Illumina / Nirvana

The nimble & robust variant annotator
https://illumina.github.io/NirvanaDocumentation/
GNU General Public License v3.0
167 stars 44 forks source link

Parsing nirvana outputs effective with toy VCFs but fails with real data, changes in format responsible? #116

Closed jessmewald closed 8 months ago

jessmewald commented 8 months ago

Hi there!

I appreciate the example notebooks you provided for parsing the nirvana output json files. I had great success expanding on those notebooks and parsing the toy vcf you all provided.

However, when I attempt to use those same scripts on the files my lab generated, I get a few errors that do not occur with the toy files. First when I parse the header exactly the same as the example notebook, I get the following traceback:

UnicodeDecodeError: 'ascii' codec can't decode byte 0xc3 in position 5375: ordinal not in range(128)

The other two examples in that notebook, Retrieve all relevant genes and their OMIM gene names and Retrieve variants under a gnomAD allele frequency threshold, both generate empty data frames when I attempt to use them on my data.
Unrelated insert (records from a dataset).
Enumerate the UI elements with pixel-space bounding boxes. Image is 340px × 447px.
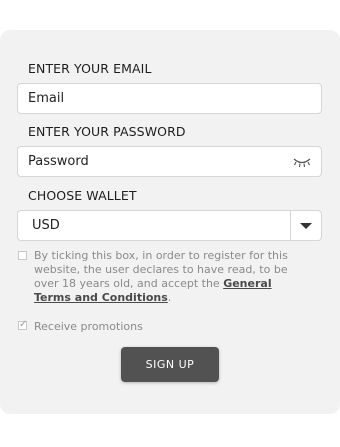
wallet-selected-value: USD [32,218,60,233]
sign-up-button[interactable]: SIGN UP [121,347,219,382]
email-input[interactable] [18,84,321,113]
checkmark-icon: ✓ [19,319,28,330]
terms-text-end: . [167,291,172,304]
email-field[interactable] [17,83,322,114]
email-label: ENTER YOUR EMAIL [28,61,152,76]
wallet-label: CHOOSE WALLET [28,188,137,203]
password-label: ENTER YOUR PASSWORD [28,124,186,139]
promotions-label: Receive promotions [34,320,143,333]
select-divider [290,211,291,240]
terms-checkbox[interactable] [18,251,27,260]
password-input[interactable] [18,147,321,176]
terms-text: By ticking this box, in order to registe… [34,249,306,305]
password-field[interactable] [17,146,322,177]
wallet-select[interactable]: USD [17,210,322,241]
chevron-down-icon[interactable] [300,223,312,229]
eye-closed-icon[interactable] [293,156,311,168]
No tracebacks, just empty data frames. Again, these examples work exactly as one would expect when tested on the ceph_trio_test.json.gz toy file provided.

Has the json output format changed in a significant way since those examples were generated, or should I expect them to be functional on our Nirvana outputs as well as the test files?

The version my lab uses is Nirvana 3.21.0-0-gd2a0e953 Thanks for any help you can offer!